Chapter 9

1.2K 90 10
                                    

Matahari sudah semakin terik bagai memamerkan cahayanya yang terang yang sudah kita ketahui bahwa sang bulan pun tak bisa menandingi terangnya.

Di jalan yang padat dengan kendaraan roda dua maupun roda empat, seorang gadis berambut ekor kuda berjalan dengan terburu-buru sembari sesekali melihat benda berwarna hitam yang ada di tangan kirinya. Untuk yang kesekian kalinya, gadis itu terlambat lagi datang ke sekolah.

Seragam SMA Alfa yang berwarna putih dibagian bawah dan almamater berwarna biru yang ia pakai sudah tidak bisa dikatakan rapih lagi akibat gerakannya yang lincah.

Sudah beberapa kali Gladys menahan bus, tapi tapi tak satupun yang berhenti. Ojek yang biasa juga ia pakai jasanya untuk sampai ke sekolah, juga sama. Terpaksa ia memberhentikan taksi, namun taksi juga tak ada satupun yang kosong. Gladys menggerutu kesal karena itu. Hari ini seperti hari dimana kesialan akan terus menimpanya.

Gladys tidak memiliki pilihan lain.
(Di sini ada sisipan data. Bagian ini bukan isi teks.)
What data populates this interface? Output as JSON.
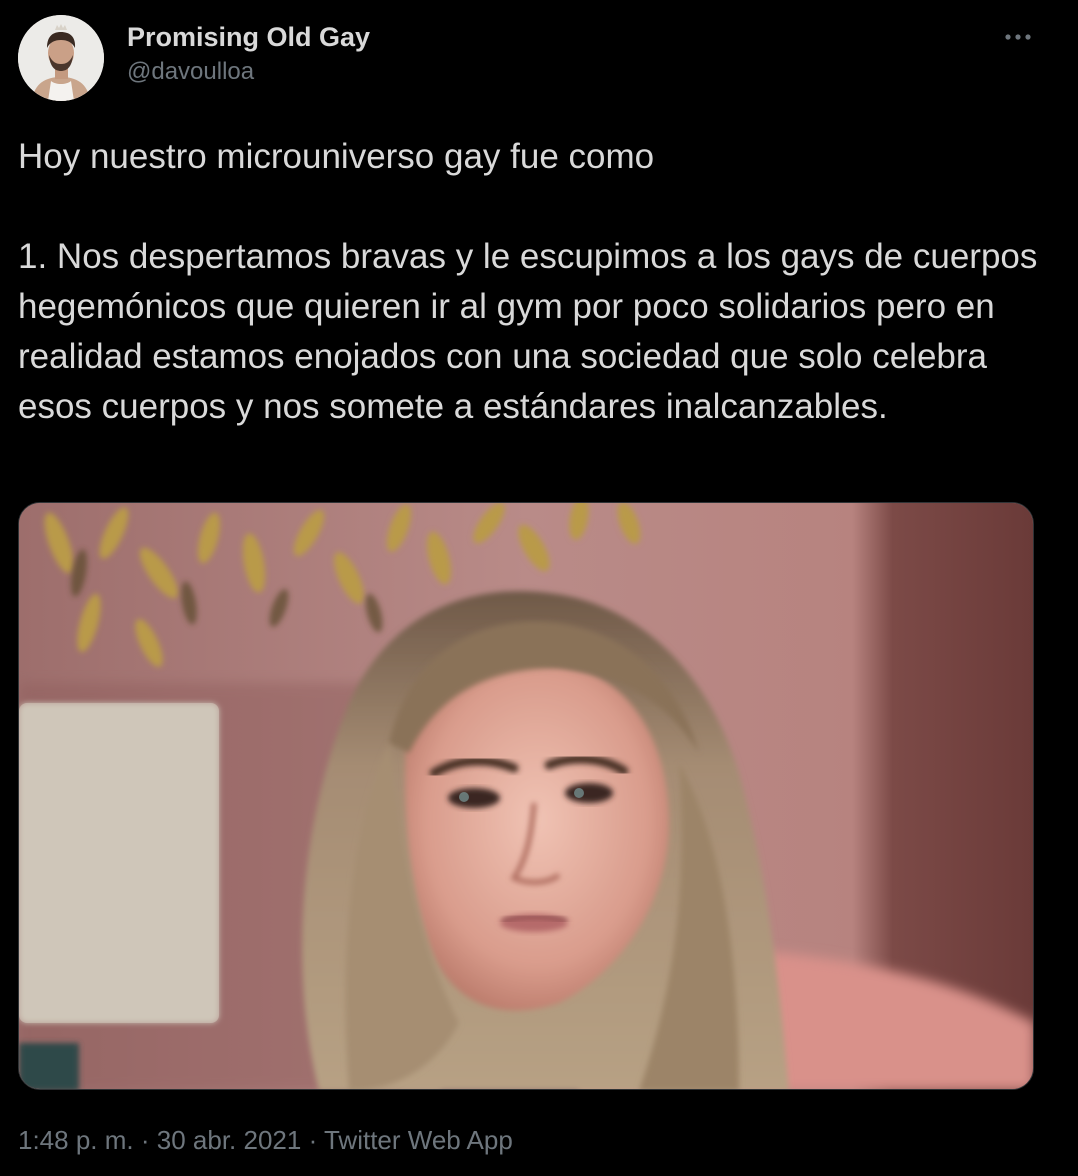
{
  "author": {
    "display_name": "Promising Old Gay",
    "handle": "@davoulloa",
    "avatar_icon": "profile-photo"
  },
  "more_icon": "more-horizontal-icon",
  "tweet": {
    "text": "Hoy nuestro microuniverso gay fue como\n\n1. Nos despertamos bravas y le escupimos a los gays de cuerpos hegemónicos que quieren ir al gym por poco solidarios pero en realidad estamos enojados con una sociedad que solo celebra esos cuerpos y nos somete a estándares inalcanzables."
  },
  "media": {
    "kind": "photo"
  },
  "meta": {
    "time": "1:48 p. m.",
    "separator": "·",
    "date": "30 abr. 2021",
    "source": "Twitter Web App"
  },
  "colors": {
    "background": "#000000",
    "text_primary": "#d9d9d9",
    "text_secondary": "#6e767d",
    "border": "#2f3336"
  }
}
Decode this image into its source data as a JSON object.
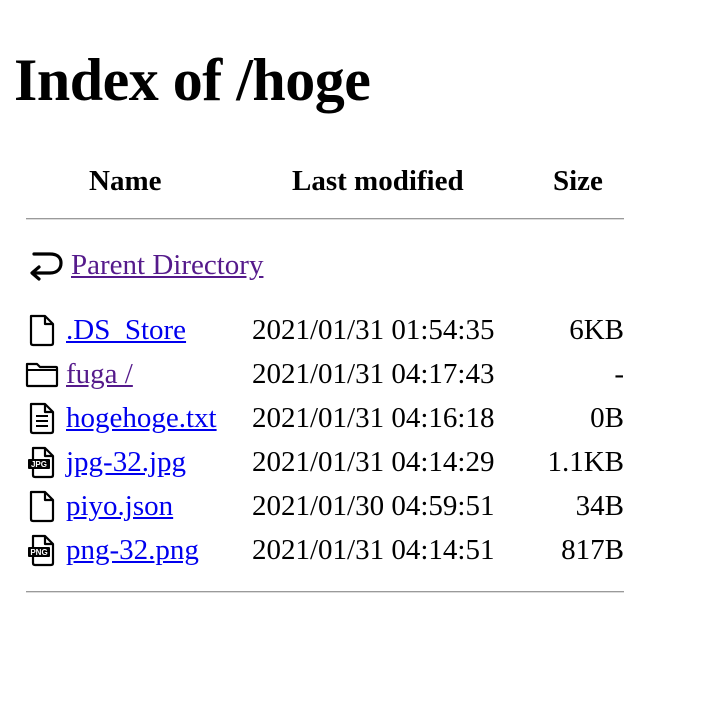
{
  "title": "Index of /hoge",
  "columns": {
    "name": "Name",
    "last_modified": "Last modified",
    "size": "Size"
  },
  "parent": {
    "label": "Parent Directory",
    "icon": "back-arrow-icon"
  },
  "files": [
    {
      "name": ".DS_Store",
      "modified": "2021/01/31 01:54:35",
      "size": "6KB",
      "icon": "file-icon"
    },
    {
      "name": "fuga /",
      "modified": "2021/01/31 04:17:43",
      "size": "-",
      "icon": "folder-icon"
    },
    {
      "name": "hogehoge.txt",
      "modified": "2021/01/31 04:16:18",
      "size": "0B",
      "icon": "text-file-icon"
    },
    {
      "name": "jpg-32.jpg",
      "modified": "2021/01/31 04:14:29",
      "size": "1.1KB",
      "icon": "jpg-file-icon",
      "badge": "JPG"
    },
    {
      "name": "piyo.json",
      "modified": "2021/01/30 04:59:51",
      "size": "34B",
      "icon": "file-icon"
    },
    {
      "name": "png-32.png",
      "modified": "2021/01/31 04:14:51",
      "size": "817B",
      "icon": "png-file-icon",
      "badge": "PNG"
    }
  ],
  "colors": {
    "link": "#0000ee",
    "visited": "#551a8b",
    "rule": "#9a9a9a"
  }
}
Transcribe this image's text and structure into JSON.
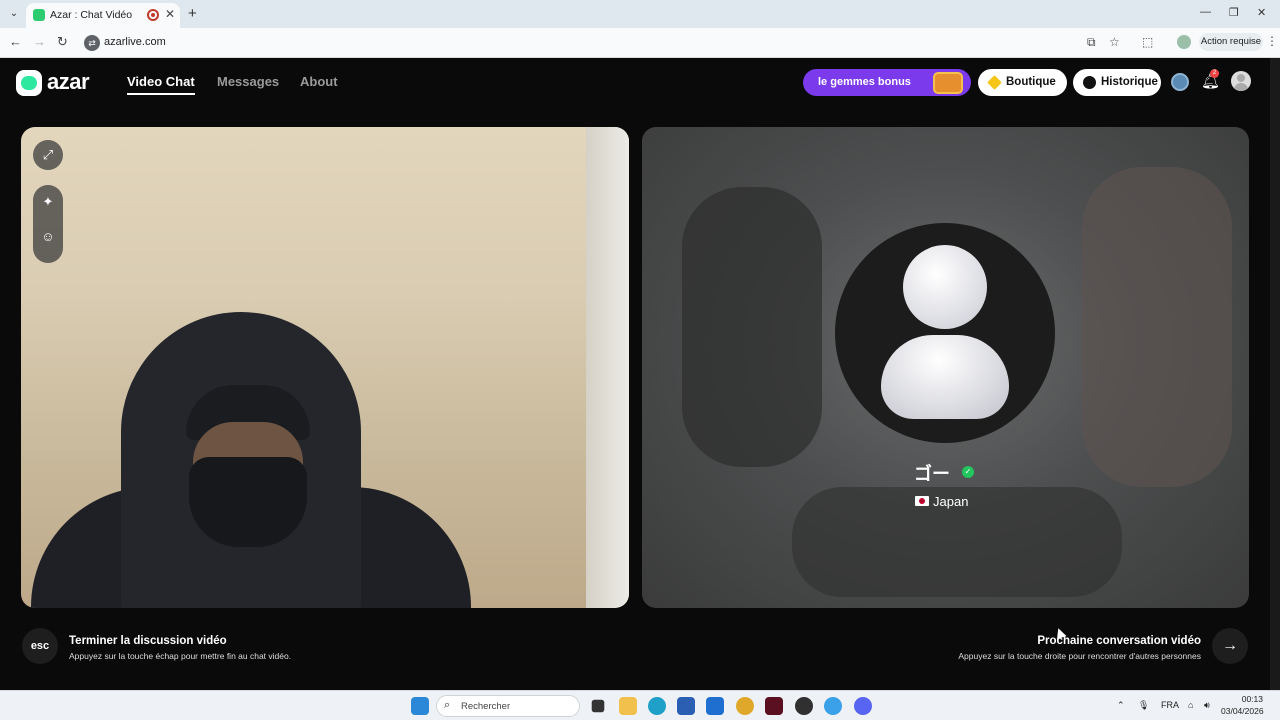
{
  "browser": {
    "tab_title": "Azar : Chat Vidéo avec de",
    "tab_close": "✕",
    "new_tab": "+",
    "url": "azarlive.com",
    "action_required": "Action requise",
    "window_controls": [
      "—",
      "❐",
      "✕"
    ]
  },
  "header": {
    "logo_text": "azar",
    "nav": [
      {
        "label": "Video Chat",
        "active": true
      },
      {
        "label": "Messages",
        "active": false
      },
      {
        "label": "About",
        "active": false
      }
    ],
    "bonus_label": "le gemmes bonus",
    "shop_label": "Boutique",
    "history_label": "Historique",
    "notification_count": "2",
    "icons": [
      "globe-icon",
      "bell-icon",
      "profile-avatar"
    ]
  },
  "left_panel": {
    "controls": [
      {
        "name": "expand-icon",
        "glyph": "⤢"
      },
      {
        "name": "magic-wand-icon",
        "glyph": "✦"
      },
      {
        "name": "face-filter-icon",
        "glyph": "☺"
      }
    ]
  },
  "right_panel": {
    "peer_name": "ゴー",
    "verified_glyph": "✓",
    "country": "Japan"
  },
  "controls": {
    "esc_key": "esc",
    "end_title": "Terminer la discussion vidéo",
    "end_subtitle": "Appuyez sur la touche échap pour mettre fin au chat vidéo.",
    "next_title": "Prochaine conversation vidéo",
    "next_subtitle": "Appuyez sur la touche droite pour rencontrer d'autres personnes",
    "next_glyph": "→"
  },
  "taskbar": {
    "search_placeholder": "Rechercher",
    "language": "FRA",
    "time": "00:13",
    "date": "03/04/2026"
  },
  "colors": {
    "accent_purple": "#7c3aed",
    "brand_green": "#2ee8a0",
    "background": "#0a0a0a"
  }
}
Dia hanya bisa berlari menuju sekolah. Walaupun ia tahu bahwa ia akan sangat terlambat nantinya. Tapi dia tidak peduli. Ia mungkin bisa saja membolos di jam pelajaran pertama, tapi tidak di jam pelajaran kedua. Soal cara melewati gerbang nanti adalah urusan belakangan.

Karena sudah tahu ia akan terlambat sampai ke sekolah, jam juga sudah menunjukkan pukul delapan lewat sepuluh menit, gadis itu mengeluarkan earphone dan ponselnya. Ia berpikir, daripada ia seperti anak hilang, lebih baik ia mendengarkan musik. Hal yang dapat membuat kekesalnnya menguap bagai air. Saat benda itu terpasang dikedua telinganya, terdengar lagu kesukaan dari artis favoritnya.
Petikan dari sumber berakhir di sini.